Por: David Friedlander
O Brasil corre o risco de enfrentar uma crise de crédito, como a que os Estados Unidos e a Europa viveram em 2008. Num cenário assim, a inadimplência foge do controle, a concessão de empréstimos para e a economia entra em parafuso e tende a ficar pior do que está hoje.
A avaliação é do empresário Antonio Quintella, ex-presidente do banco suíço Credit Suisse no Brasil e nos Estados Unidos. Hoje sócio da gestora de recursos Canvas Capital, ele afirma que “o caminho é perigoso e essa trajetória precisa ser interrompida já”.
Para Quintella, 49, o risco de colapso no mercado de crédito ronda o país por causa de um componente novo, que não estava presente nas crises anteriores: as pessoas e a empresas nunca estiveram tão endividadas.
“Apenas de 2007 para cá, a dívida do setor privado cresceu de 34% do PIB para 54% do PIB. Isso aumenta os riscos da crise”, afirma.
A seguir, os principais trechos da entrevista de Quintella à Folha.
Folha – Pelo cenário que temos hoje, quando a economia começa a melhorar?
Antonio Quintella – Não melhora de forma consistente. Sem reformas muito profundas, penso que pode piorar.
Por quê?
Hoje temos um componente novo, e de alto risco, que não estava presente nas outras crises que o país viveu: esta é a primeira vez que uma crise econômica pega o setor privado brasileiro tão endividado.
Nas vezes anteriores, não existia empréstimo consignado, por exemplo. Os estoques de crédito imobiliário, de financiamento de veículos, de crédito ao consumidor e de endividamento das empresas eram pequenos.
Hoje, o endividamento das famílias e das empresas é muito mais alto. Apenas de 2007 para cá, cresceu de 34% do PIB para 54% do PIB. Isso aumenta os riscos da crise.
Qual é o impacto que essa situação pode provocar?
Pode levar o país a uma crise de crédito ao longo dos próximos meses, como aconteceu com os Estados Unidos e a Europa em 2008.
Se isso acontecer, a inadimplência aumentará rapidamente e o acesso aos financiamentos ficará proibitivo.
O mercado de crédito deixa de funcionar.
Essa situação pode alimentar um círculo vicioso, que leva à redução da atividade econômica e a aumento mais expressivo do desemprego.

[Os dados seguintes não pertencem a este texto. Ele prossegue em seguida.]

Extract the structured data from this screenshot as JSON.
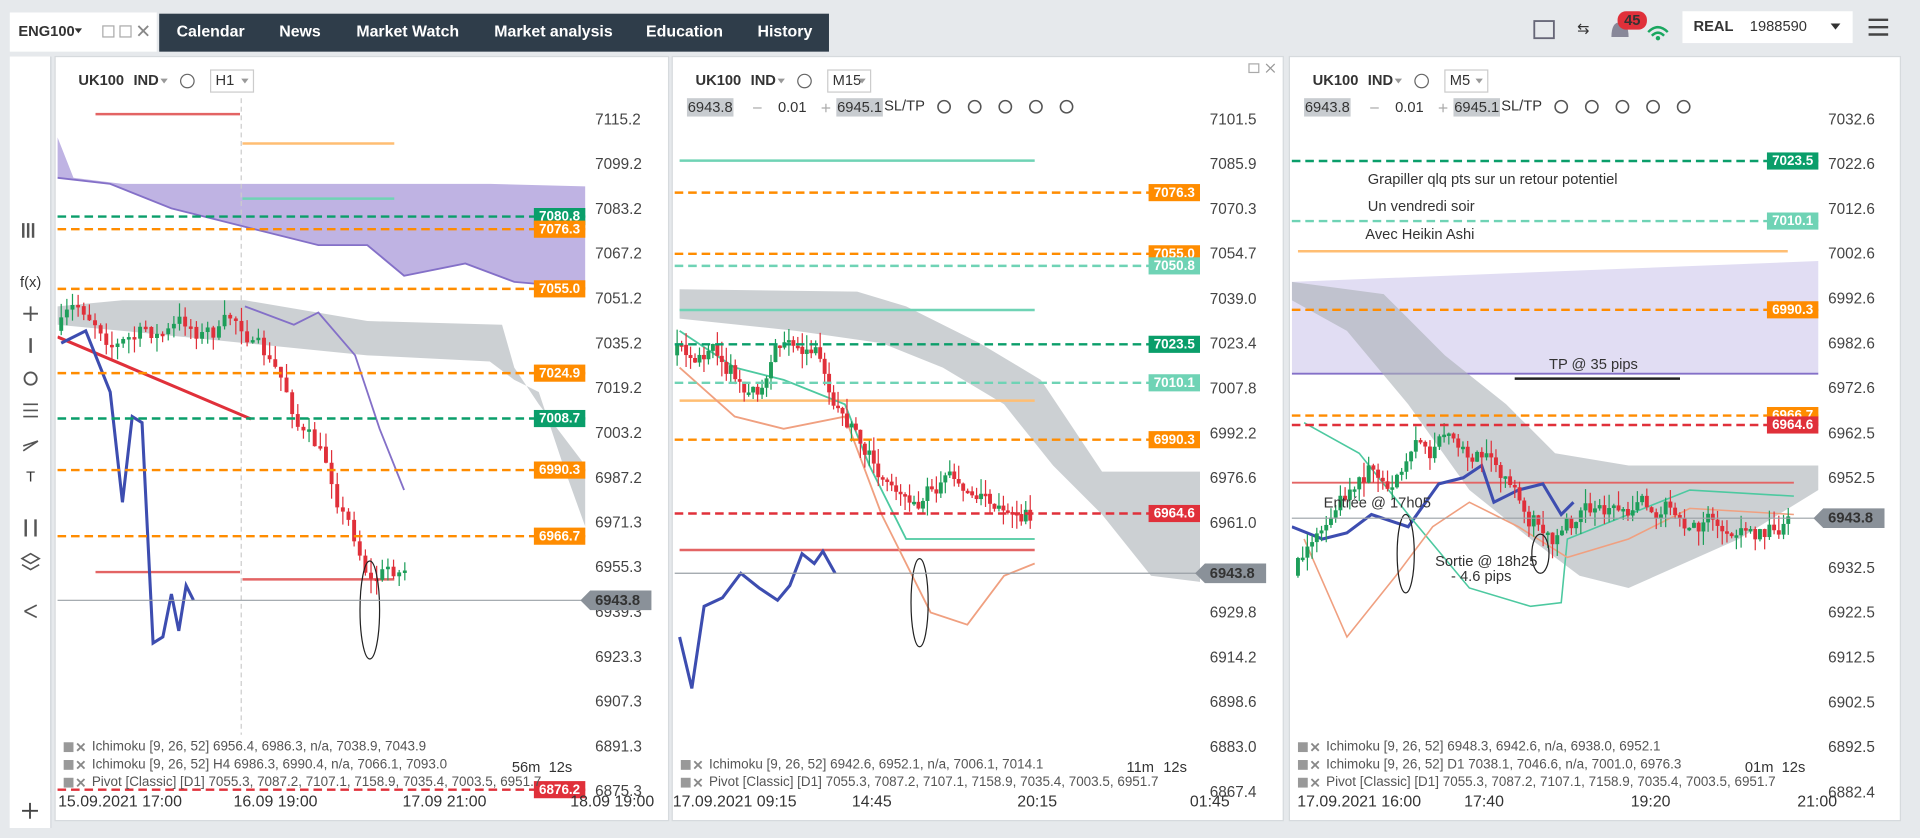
{
  "header": {
    "account": "ENG100",
    "nav": [
      "Calendar",
      "News",
      "Market Watch",
      "Market analysis",
      "Education",
      "History"
    ],
    "notifications": "45",
    "account_type": "REAL",
    "balance": "1988590"
  },
  "toolbar": {
    "function": "f(x)",
    "text_tool": "T"
  },
  "panels": [
    {
      "symbol": "UK100",
      "tag": "IND",
      "timeframe": "H1",
      "axis_labels": [
        "7115.2",
        "7099.2",
        "7083.2",
        "7067.2",
        "7051.2",
        "7035.2",
        "7019.2",
        "7003.2",
        "6987.2",
        "6971.3",
        "6955.3",
        "6939.3",
        "6923.3",
        "6907.3",
        "6891.3",
        "6875.3"
      ],
      "levels": [
        {
          "label": "7080.8",
          "kind": "green"
        },
        {
          "label": "7076.3",
          "kind": "orange"
        },
        {
          "label": "7055.0",
          "kind": "orange"
        },
        {
          "label": "7024.9",
          "kind": "orange"
        },
        {
          "label": "7008.7",
          "kind": "green"
        },
        {
          "label": "6990.3",
          "kind": "orange"
        },
        {
          "label": "6966.7",
          "kind": "orange"
        },
        {
          "label": "6876.2",
          "kind": "red"
        }
      ],
      "current_price": "6943.8",
      "time_labels": [
        "15.09.2021 17:00",
        "16.09 19:00",
        "17.09 21:00",
        "18.09 19:00"
      ],
      "indicators": [
        "Ichimoku [9, 26, 52] 6956.4, 6986.3, n/a, 7038.9, 7043.9",
        "Ichimoku [9, 26, 52] H4 6986.3, 6990.4, n/a, 7066.1, 7093.0",
        "Pivot [Classic] [D1] 7055.3, 7087.2, 7107.1, 7158.9, 7035.4, 7003.5, 6951.7"
      ],
      "countdown": [
        "56m",
        "12s"
      ]
    },
    {
      "symbol": "UK100",
      "tag": "IND",
      "timeframe": "M15",
      "order": {
        "bid": "6943.8",
        "lot": "0.01",
        "ask": "6945.1",
        "sltp": "SL/TP"
      },
      "axis_labels": [
        "7101.5",
        "7085.9",
        "7070.3",
        "7054.7",
        "7039.0",
        "7023.4",
        "7007.8",
        "6992.2",
        "6976.6",
        "6961.0",
        "6929.8",
        "6914.2",
        "6898.6",
        "6883.0",
        "6867.4"
      ],
      "levels": [
        {
          "label": "7076.3",
          "kind": "orange"
        },
        {
          "label": "7055.0",
          "kind": "orange"
        },
        {
          "label": "7050.8",
          "kind": "teal"
        },
        {
          "label": "7023.5",
          "kind": "green"
        },
        {
          "label": "7010.1",
          "kind": "teal"
        },
        {
          "label": "6990.3",
          "kind": "orange"
        },
        {
          "label": "6964.6",
          "kind": "red"
        }
      ],
      "current_price": "6943.8",
      "time_labels": [
        "17.09.2021 09:15",
        "14:45",
        "20:15",
        "01:45"
      ],
      "indicators": [
        "Ichimoku [9, 26, 52] 6942.6, 6952.1, n/a, 7006.1, 7014.1",
        "Pivot [Classic] [D1] 7055.3, 7087.2, 7107.1, 7158.9, 7035.4, 7003.5, 6951.7"
      ],
      "countdown": [
        "11m",
        "12s"
      ]
    },
    {
      "symbol": "UK100",
      "tag": "IND",
      "timeframe": "M5",
      "order": {
        "bid": "6943.8",
        "lot": "0.01",
        "ask": "6945.1",
        "sltp": "SL/TP"
      },
      "axis_labels": [
        "7032.6",
        "7022.6",
        "7012.6",
        "7002.6",
        "6992.6",
        "6982.6",
        "6972.6",
        "6962.5",
        "6952.5",
        "6932.5",
        "6922.5",
        "6912.5",
        "6902.5",
        "6892.5",
        "6882.4"
      ],
      "levels": [
        {
          "label": "7023.5",
          "kind": "green"
        },
        {
          "label": "7010.1",
          "kind": "teal"
        },
        {
          "label": "6990.3",
          "kind": "orange"
        },
        {
          "label": "6966.7",
          "kind": "orange"
        },
        {
          "label": "6964.6",
          "kind": "red"
        }
      ],
      "current_price": "6943.8",
      "time_labels": [
        "17.09.2021 16:00",
        "17:40",
        "19:20",
        "21:00"
      ],
      "indicators": [
        "Ichimoku [9, 26, 52] 6948.3, 6942.6, n/a, 6938.0, 6952.1",
        "Ichimoku [9, 26, 52] D1 7038.1, 7046.6, n/a, 7001.0, 6976.3",
        "Pivot [Classic] [D1] 7055.3, 7087.2, 7107.1, 7158.9, 7035.4, 7003.5, 6951.7"
      ],
      "countdown": [
        "01m",
        "12s"
      ],
      "annotations": {
        "title": [
          "Grapiller qlq pts sur un retour potentiel",
          "Un vendredi soir",
          "Avec Heikin Ashi"
        ],
        "tp": "TP @ 35 pips",
        "entry": "Entrée @ 17h05",
        "exit": [
          "Sortie @ 18h25",
          "- 4.6 pips"
        ]
      }
    }
  ]
}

É um caminho perigoso.
Em 2008 o Brasil não acompanhou o colapso dos Estados Unidos e da Europa…
Era diferente. Os bancos públicos preencheram o espaço deixado pelos privados, que recuaram na oferta de crédito. Isso não deve se repetir agora, já que os bancos públicos também parecem estar sob pressão.
A crise de crédito já começou?
Há alguns sinais. As empresas brasileiras já não têm acesso ao mercado internacional de capitais. É preciso interromper esse processo e precisa ser já.
Como fazer isso?
É preciso restaurar a confiança dos agentes econômicos no país. Não falo apenas do mercado financeiro, mas do consumidor, do empresário, do investidor estrangeiro. As idas e vindas do governo criam insegurança em todos.
Adicionalmente, hoje não parece plausível que o governo consiga atingir as metas de superavit primário e de inflação que ele mesmo traçou para os próximos anos.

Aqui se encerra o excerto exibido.